Demokratisasi seni dalam aksi protes ini memungkinkan representasi suara yang lebih inklusif dan beragam dalam gerakan, di mana individu dan kelompok dapat mengekspresikan perspektif dan keprihatinan mereka yang unik mengenai RUU Pilkada. Sifat visual poster digital juga membuatnya efektif dalam menarik perhatian dan membangkitkan respons emosional. Dengan semakin jenuhnya informasi di media sosial, konten yang menonjol secara visual lebih besar kemungkinannya untuk diperhatikan dan dibagikan. Poster digital, dengan gambaran yang kuat dan pesan yang ringkas, memberikan cara yang mudah diakses dan berdampak bagi para aktivis untuk mengkomunikasikan pendirian mereka terhadap RUU Pilkada. Selain itu, poster-poster ini sering kali lebih dari sekadar oposisi, namun juga menawarkan visi tentang nilai-nilai demokrasi dan hak-hak warga negara yang dianggap terancam.
ADVERTISEMENT
Aktivisme Hashtag: Membangun Gerakan Secara Online 
Meskipun poster digital memberikan bentuk visual protes, aktivisme hashtag adalah mesin yang mendorong keterlibatan dan diskusi online. Tagar seperti #KawalPutusanMK #PeringatanDarurat, menjadi titik kumpul virtual para aktivis, jurnalis, hingga masyarakat awam. Tagar ini memiliki banyak tujuan: membantu meningkatkan kesadaran mengenai putusan MK dan RUU tersebut, menyebarkan informasi tentang potensi dampaknya, dan memobilisasi masyarakat untuk berpartisipasi dalam protes dan aksi offline.

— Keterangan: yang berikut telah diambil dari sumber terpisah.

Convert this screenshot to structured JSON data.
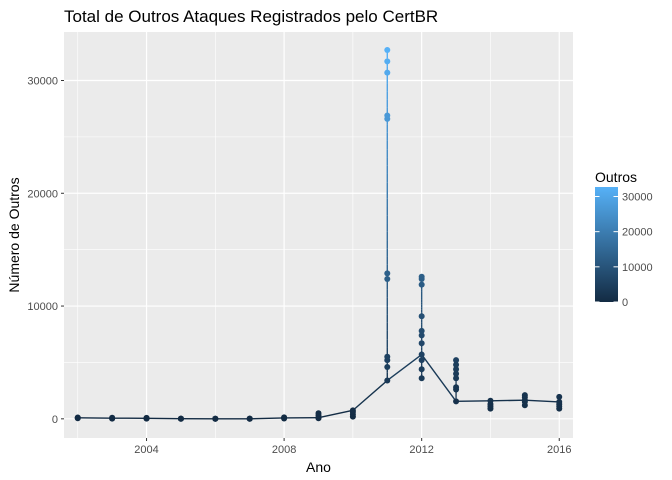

Aktivisme hashtag juga memungkinkan penyebaran informasi secara cepat, melewati penjaga gerbang media tradisional. Hal ini penting khususnya dalam kasus RUU Pilkada, dimana terdapat kebutuhan untuk melawan narasi pro-pemerintah dan memberikan sudut pandang alternatif. Melalui media sosial, para aktivis dapat menjangkau khalayak yang lebih luas dan mempengaruhi opini publik secara real time. Penggunaan hashtag yang sedang tren juga menciptakan rasa urgensi, mendorong lebih banyak orang untuk bergabung dalam diskusi dan mengambil tindakan terhadap usulan undang-undang tersebut.
ADVERTISEMENT
Dampak Strategi Protes Digital 
Kombinasi poster digital dan aktivisme hashtag terbukti menjadi strategi efektif dalam aksi protes RUU Pilkada. Alat-alat ini tidak hanya membantu memobilisasi opini publik namun juga menekan para pembuat kebijakan untuk mempertimbangkan kembali RUU tersebut. Visibilitas dan jangkauan kampanye digital menunjukkan potensi aktivisme online dalam mempengaruhi hasil politik, khususnya dalam masyarakat yang terhubung secara digital seperti Indonesia. Selain itu, protes RUU Pilkada menggarisbawahi pentingnya literasi digital dan kreativitas dalam aktivisme modern. Kemampuan untuk membuat konten visual yang menarik dan membuat hashtag yang menarik telah menjadi keterampilan penting bagi para aktivis di era digital. Hal ini memungkinkan mereka untuk membingkai narasi, mengontrol wacana, dan menginspirasi tindakan kolektif dengan cara yang tidak mungkin dilakukan pada era protes sebelumnya. 
ADVERTISEMENT
Demonstrasi Kawal Putusan MK pada akhirnya memberikan contoh bagaimana poster digital dan aktivisme hashtag dapat menjadi alat yang ampuh untuk melakukan perlawanan visual dan mobilisasi online. Di dunia di mana platform digital semakin banyak membentuk opini publik dan keterlibatan politik, alat-alat ini memberikan jalan baru untuk mengekspresikan perbedaan pendapat, membangun solidaritas, dan mempengaruhi kebijakan. Seiring dengan terus berkembangnya aktivisme digital, penting bagi gerakan-gerakan untuk berinovasi dalam penggunaan strategi visual dan tekstual agar dapat mengkomunikasikan pesan-pesan mereka secara efektif dan mencapai tujuan mereka.